Enquanto os cinco municípios melhores colocados na coleta de esgoto estão no Sudeste e no Sul — além de Piracicaba e Bauru, estão na lista Cascavel (PR), com 99,99%, e Curitiba (PR) e Londrina (PR), os dois com 99,98% —, os cinco piores estão, novamente, todos no Norte: Santarém (PA), com 4,14%; Porto Velho (RO), 5,88%; Macapá (AP), 10,78%; Belém (PA), 17,14% e Rio Branco (AC), 21,29%.
Muitos municípios, principalmente da região Norte, estão há vários anos entre os piores no Ranking do Saneamento, sem demonstrar melhoras. É o caso, por exemplo, de Porto Velho (RO), Macapá (AP), Manaus (AM) e Belém (PA), que estão há pelo menos oito anos entre os 20 piores.
Essa diferença de resultados é reflexo do investimento — ou da falta de investimento — em cada local. Nas 20 melhores cidades, o investimento médio anual em saneamento básico entre 2016 e 2020 foi de 135,24 reais por habitante. Nas 20 piores, foi de apenas 48,90 reais per capita. Em Macapá (AP), última cidade do ranking, foi de apenas 11,25 reais por habitante.
“As cidades nas piores colocações, além de não terem bons indicadores, não estão investindo para vencer essa barreira”, aponta a presidente executiva do Instituto Trata Brasil, Luana Siewert Pretto. “Fica evidente uma estagnação dos municípios que sempre estão nas piores posições”, afirma.
Em 2020, o Brasil investiu 13,7 bilhões de reais no setor, valor ainda menor do que em 2019, quando foram aportados cerca de 15 bilhões de reais, e insuficiente para que sejam cumpridas as metas do Novo Marco Legal do Saneamento.
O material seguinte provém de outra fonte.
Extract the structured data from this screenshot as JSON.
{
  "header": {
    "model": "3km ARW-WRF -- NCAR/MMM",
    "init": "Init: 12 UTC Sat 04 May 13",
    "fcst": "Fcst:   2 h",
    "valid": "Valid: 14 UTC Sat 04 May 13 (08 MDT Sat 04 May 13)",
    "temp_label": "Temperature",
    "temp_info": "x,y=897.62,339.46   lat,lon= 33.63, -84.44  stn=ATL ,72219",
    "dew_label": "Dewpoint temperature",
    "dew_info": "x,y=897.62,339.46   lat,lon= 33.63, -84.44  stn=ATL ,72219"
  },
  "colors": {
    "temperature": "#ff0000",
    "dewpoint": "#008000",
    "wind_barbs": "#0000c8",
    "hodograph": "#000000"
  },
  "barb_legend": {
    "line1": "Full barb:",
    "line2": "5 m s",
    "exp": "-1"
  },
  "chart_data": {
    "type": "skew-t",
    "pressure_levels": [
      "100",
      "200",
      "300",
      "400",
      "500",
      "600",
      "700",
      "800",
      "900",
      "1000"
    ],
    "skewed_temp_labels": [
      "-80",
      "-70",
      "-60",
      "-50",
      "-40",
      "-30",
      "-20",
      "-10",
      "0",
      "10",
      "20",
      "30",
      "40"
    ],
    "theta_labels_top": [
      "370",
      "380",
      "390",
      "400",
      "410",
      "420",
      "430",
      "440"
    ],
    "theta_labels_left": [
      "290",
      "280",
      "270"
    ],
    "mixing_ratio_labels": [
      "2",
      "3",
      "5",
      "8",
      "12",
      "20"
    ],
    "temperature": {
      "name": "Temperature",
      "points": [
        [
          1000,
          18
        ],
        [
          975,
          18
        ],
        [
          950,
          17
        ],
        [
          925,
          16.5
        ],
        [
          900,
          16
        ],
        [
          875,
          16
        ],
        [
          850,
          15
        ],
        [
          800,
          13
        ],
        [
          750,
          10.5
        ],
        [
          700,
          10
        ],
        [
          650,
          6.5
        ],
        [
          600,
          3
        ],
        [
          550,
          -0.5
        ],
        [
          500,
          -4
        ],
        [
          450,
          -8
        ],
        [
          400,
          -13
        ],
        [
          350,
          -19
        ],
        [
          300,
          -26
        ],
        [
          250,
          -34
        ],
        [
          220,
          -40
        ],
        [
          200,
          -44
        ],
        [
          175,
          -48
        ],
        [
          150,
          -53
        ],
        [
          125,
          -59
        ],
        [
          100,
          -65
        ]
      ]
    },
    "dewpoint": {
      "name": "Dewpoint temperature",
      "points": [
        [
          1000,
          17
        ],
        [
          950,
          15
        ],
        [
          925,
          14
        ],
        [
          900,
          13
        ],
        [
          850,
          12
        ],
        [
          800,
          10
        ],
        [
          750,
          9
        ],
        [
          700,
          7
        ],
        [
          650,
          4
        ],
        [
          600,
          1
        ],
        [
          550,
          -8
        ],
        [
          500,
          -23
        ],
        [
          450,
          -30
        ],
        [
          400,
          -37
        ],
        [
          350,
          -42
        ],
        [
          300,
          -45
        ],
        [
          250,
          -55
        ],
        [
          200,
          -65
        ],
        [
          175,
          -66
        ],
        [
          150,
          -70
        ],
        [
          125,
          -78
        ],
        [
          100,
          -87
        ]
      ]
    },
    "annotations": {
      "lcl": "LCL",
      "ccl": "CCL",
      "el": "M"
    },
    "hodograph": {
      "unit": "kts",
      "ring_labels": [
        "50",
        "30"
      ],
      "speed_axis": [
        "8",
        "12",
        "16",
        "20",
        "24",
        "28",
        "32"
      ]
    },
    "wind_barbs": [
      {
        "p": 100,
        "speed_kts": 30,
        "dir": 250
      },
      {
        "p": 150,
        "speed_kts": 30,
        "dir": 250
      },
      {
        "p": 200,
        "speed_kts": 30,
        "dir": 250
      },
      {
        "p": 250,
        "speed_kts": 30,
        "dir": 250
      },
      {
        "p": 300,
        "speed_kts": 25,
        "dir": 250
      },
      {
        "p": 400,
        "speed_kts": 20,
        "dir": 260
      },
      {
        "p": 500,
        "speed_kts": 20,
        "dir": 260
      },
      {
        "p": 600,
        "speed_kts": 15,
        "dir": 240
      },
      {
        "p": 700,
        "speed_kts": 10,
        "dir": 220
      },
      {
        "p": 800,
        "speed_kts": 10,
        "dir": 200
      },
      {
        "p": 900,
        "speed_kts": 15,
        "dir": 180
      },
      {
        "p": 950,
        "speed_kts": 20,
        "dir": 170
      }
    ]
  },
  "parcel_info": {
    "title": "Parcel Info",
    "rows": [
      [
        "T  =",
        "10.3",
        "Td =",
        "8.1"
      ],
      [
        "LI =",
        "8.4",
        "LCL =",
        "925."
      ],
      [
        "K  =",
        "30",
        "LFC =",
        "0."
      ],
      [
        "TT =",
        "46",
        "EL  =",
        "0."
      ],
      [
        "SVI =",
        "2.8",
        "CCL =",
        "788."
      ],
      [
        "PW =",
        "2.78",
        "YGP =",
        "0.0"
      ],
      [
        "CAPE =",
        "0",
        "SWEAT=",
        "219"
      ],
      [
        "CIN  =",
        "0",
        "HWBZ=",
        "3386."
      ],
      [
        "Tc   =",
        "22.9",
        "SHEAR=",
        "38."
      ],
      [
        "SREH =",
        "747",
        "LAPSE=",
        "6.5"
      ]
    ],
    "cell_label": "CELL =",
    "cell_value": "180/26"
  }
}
O ideal seria um investimento de 40 bilhões de reais por ano para atingir a universalização dos serviços em 2033, aponta Luana.
Desde que o Novo Marco Legal do Saneamento foi sancionado, em 2020, foram feitos alguns leilões, mas ainda é cedo para que os resultados sejam computados no ranking. Gesner Oliveira, sócio da GO Associados, lembra que 2020 também foi o primeiro ano da pandemia de covid-19, “fato que escancarou a lentidão com que avançam os principais indicadores de saneamento básico”.